Le point de contact central deviendra-t-il un registre des fortunes déguisé ?

Gauthier Bonte

Maryll Callari

Yannick Cools

Le 30 décembre 2020 a été publié la première loi-programme du gouvernement De Croo.

A peine trois mois après la déclaration gouvernementale, nous constatons qu'un extrait discret de celle-ci, concernant la transmission au point de contact central (ci-après « PCC ») du solde des comptes bancaires belges, a déjà été transposé en droit belge (articles 18 à 22 de la loi-programme du 20 décembre 2020, Moniteur belge du 30 décembre 2020, p. 96077).

Pour le 31 janvier 2022 au plus tard, les établissements financiers doivent communiquer au PCC les soldes des comptes bancaires et de paiement, ainsi que les montants globalisés des comptes-titres et des valeurs de rachat des polices d'assurance-placement, pour les années 2020 et 2021. À la demande de la Banque Nationale de Belgique (ci-après « BNB »), ce délai peut être raccourci ou prolongé de 6 mois par Arrêté royal.

La base d'un registre des fortunes est donc devenue réalité.

Historique : la raison d'être et l’implémentation du PCC

La PCC a été créé en 2011 dans le cadre d'un assouplissement du secret bancaire belge.

Jusqu'au 1er juillet 2011, l'administration fiscale avait un accès restreint aux données bancaires, notamment en cas de soupçon de préparation ou d'existence d'un mécanisme de fraude auprès de la banque. Cela supposait également une complicité entre la banque et le client. Il n’était donc pratiquement jamais possible de recourir à cette éventualité.

A partir du 1er juillet 2011, deux nouvelles possibilités supplémentaires ont été octroyées à l'administration fiscale :

  1. Si elle a l'intention d'établir une taxation indiciaire ; et
  2. Dès qu'il y a des « indications » qu'un contribuable a éludé des impôts.

Dans ces deux situations, les autorités fiscales peuvent demander aux banques des informations sur le contribuable.

L'interdiction de principe d'obtenir des informations de la banque elle-même lors d'un contrôle fiscal afin de taxer les clients est donc maintenue, mais la banque peut, dans certaines situations et sous réserve du respect d'une procédure déterminée, être invitée, en tant que tiers, à fournir des informations financières sur un client.

Cette règle s'applique aussi bien aux enquêtes purement belges qu'aux questions formulées par des autorités fiscales étrangères sur base d'une convention relative à la double imposition ou d'une directive européenne / CRS.

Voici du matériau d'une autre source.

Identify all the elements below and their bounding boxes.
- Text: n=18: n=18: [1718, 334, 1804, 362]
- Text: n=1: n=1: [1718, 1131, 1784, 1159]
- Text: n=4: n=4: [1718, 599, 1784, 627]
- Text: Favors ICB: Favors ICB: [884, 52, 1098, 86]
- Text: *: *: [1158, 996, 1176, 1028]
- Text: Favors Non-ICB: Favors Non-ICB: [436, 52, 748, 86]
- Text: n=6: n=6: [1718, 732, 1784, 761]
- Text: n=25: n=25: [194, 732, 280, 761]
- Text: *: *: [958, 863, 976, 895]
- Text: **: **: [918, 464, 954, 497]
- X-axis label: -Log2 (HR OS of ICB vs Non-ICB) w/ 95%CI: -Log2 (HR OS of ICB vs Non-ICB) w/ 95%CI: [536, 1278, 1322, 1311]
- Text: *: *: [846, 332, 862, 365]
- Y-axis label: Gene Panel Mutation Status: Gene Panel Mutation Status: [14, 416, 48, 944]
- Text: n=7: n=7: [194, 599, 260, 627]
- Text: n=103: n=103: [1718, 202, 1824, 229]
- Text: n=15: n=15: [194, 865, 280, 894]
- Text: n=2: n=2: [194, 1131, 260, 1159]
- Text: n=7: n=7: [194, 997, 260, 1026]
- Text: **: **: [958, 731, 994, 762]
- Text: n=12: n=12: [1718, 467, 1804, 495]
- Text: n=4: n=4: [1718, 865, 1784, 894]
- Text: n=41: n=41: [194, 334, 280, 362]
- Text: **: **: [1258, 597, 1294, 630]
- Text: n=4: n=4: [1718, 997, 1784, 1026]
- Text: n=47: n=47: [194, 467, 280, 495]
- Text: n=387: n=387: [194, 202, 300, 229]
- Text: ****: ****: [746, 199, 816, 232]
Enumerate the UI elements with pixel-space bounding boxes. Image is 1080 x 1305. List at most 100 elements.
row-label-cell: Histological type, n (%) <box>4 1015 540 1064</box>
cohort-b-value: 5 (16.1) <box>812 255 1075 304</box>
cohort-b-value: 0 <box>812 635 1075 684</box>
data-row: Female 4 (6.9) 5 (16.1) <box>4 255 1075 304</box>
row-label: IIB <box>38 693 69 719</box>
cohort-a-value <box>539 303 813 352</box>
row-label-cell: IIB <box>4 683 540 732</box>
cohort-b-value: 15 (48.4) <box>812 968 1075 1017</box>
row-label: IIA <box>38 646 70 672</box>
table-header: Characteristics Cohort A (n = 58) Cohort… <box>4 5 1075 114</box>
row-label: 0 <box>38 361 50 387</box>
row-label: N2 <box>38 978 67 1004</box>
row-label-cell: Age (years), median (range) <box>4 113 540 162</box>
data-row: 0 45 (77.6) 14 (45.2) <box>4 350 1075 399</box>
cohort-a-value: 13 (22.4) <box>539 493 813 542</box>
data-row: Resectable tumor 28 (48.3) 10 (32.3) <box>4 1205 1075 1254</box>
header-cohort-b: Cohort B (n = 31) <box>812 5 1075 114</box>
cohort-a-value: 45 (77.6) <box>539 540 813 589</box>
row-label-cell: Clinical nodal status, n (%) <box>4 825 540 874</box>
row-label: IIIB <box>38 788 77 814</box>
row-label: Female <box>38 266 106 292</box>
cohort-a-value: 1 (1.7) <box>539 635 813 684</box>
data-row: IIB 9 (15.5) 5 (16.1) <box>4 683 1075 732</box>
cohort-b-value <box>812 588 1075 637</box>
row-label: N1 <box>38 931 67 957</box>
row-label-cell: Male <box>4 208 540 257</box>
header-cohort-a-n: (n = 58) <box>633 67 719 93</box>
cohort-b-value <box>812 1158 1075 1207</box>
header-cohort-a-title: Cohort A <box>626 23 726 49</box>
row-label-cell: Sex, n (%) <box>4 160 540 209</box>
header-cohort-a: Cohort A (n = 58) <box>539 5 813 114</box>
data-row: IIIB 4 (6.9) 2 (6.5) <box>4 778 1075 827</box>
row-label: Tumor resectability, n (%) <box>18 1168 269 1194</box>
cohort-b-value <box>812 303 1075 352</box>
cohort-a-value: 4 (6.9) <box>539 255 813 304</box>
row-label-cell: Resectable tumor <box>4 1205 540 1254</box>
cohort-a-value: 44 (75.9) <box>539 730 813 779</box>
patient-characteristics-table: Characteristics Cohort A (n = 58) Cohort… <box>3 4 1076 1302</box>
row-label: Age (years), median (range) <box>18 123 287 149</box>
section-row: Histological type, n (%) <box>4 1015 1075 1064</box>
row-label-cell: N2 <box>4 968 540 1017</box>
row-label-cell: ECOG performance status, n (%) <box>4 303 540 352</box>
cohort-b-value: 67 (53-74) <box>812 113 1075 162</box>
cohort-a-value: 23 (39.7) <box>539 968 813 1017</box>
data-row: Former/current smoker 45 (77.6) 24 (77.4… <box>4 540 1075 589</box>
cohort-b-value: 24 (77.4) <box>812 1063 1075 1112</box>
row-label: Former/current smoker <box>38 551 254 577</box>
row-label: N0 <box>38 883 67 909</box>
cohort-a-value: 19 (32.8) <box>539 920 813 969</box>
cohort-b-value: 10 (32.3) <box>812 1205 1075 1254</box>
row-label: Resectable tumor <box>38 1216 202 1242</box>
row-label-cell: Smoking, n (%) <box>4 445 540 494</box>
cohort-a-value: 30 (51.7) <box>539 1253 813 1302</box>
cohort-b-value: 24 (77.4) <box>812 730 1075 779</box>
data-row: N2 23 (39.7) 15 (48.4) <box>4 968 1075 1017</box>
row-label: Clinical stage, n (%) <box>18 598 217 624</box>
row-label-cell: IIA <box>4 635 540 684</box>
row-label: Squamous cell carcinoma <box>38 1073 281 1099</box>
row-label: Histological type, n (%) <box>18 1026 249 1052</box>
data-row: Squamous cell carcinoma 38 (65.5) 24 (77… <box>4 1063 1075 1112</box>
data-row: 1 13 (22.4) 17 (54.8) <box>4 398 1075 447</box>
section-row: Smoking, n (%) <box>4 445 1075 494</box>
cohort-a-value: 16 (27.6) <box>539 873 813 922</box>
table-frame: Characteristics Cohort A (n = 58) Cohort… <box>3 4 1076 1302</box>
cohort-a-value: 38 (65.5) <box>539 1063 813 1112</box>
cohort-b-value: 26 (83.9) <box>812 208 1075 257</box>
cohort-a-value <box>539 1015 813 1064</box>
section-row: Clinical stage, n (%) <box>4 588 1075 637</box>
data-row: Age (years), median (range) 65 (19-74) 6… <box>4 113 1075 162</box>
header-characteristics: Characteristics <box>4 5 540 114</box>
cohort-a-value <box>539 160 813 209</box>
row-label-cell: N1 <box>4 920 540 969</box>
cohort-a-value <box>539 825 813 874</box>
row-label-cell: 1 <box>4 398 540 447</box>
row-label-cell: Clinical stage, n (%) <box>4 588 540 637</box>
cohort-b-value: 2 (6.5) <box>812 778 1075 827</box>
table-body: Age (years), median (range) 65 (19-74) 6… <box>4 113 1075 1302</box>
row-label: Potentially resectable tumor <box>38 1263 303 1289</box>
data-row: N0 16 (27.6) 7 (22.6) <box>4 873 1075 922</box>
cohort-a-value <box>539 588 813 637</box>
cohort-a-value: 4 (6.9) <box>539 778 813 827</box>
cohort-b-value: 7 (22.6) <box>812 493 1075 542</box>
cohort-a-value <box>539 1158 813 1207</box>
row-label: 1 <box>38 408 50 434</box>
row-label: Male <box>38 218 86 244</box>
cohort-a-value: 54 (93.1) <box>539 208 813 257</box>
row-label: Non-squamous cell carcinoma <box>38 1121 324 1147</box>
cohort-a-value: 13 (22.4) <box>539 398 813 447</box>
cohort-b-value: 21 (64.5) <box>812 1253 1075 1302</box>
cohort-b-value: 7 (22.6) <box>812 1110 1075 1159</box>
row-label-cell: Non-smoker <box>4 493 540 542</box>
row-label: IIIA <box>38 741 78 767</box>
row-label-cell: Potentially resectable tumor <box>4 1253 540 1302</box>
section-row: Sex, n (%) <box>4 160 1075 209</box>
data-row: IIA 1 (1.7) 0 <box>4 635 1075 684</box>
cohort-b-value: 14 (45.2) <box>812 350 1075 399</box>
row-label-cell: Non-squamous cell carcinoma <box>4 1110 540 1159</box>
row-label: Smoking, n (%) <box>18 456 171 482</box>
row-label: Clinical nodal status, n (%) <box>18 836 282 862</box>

Dans le cadre de cet assouplissement du secret bancaire fiscal, une réglementation a été adoptée pour créer le PCC. Les raisons de sa constitution étaient doubles :

  • Permettre à l’administration de trouver rapidement et facilement le numéro de compte d’un contribuable qui ne coopère pas ; à défaut, l'administration fiscale devrait contacter toutes les banques (environ 200), ce qui constitue en soi une énorme charge de travail ; et
  • Protéger la vie privée du contribuable ; par exemple, si un contribuable est client de 2 établissements bancaires, il est inacceptable, pour des raisons de protection de la vie privée, que les « 198 » autres banques aient également connaissance du fait que cette personne a un éventuel problème avec le fisc. Dès lors qu’une telle demande adressée à tous les établissements financiers du pays dévoile l'existence de soupçons sérieux – mais non prouvés – d'irrégularités fiscales dans le chef d'un contribuable, cela peut en effet être considéré comme une atteinte grave à la vie privée, à la crédibilité financière et à la réputation du contribuable.

Il était donc question à l'époque de créer une nouvelle base de données électronique, unique et commune à l'ensemble du secteur financier belge, qui permet de savoir précisément à quelle établissement financier l’on peut demander les informations fiscales relatives au contribuable concerné.

Le PCC a été établi en terrain neutre, à savoir auprès de la Banque Nationale de Belgique (« BNB ») (Article 322, § 3 du CIR92).

D’un point de vue fonctionnel, il s'agit d'une entité à part entière de la BNB, mais qui ne possède pas de personnalité juridique propre. En effet, une base de données a été créée au sein de la BNB, dans laquelle tous les numéros de compte et les noms de leurs titulaires peuvent être retrouvés.

Depuis 2015, les contribuables disposant d'un compte à l'étranger sont eux-mêmes tenus de communiquer le ou les numéro(s) de compte concerné(s), directement au PCC.

En 2018, le gouvernement précédent a décidé de sortir les règles relatives au PCC de la réglementation fiscale et de prévoir pour celui-ci un cadre législatif autonome. Il s'agit de la loi du 8 juillet 2018 portant organisation d’un point de contact central des comptes et contrats financiers et portant extension de l’accès au fichier central des avis de saisie, de délégation, de cession, de règlement collectif de dettes et de protêt.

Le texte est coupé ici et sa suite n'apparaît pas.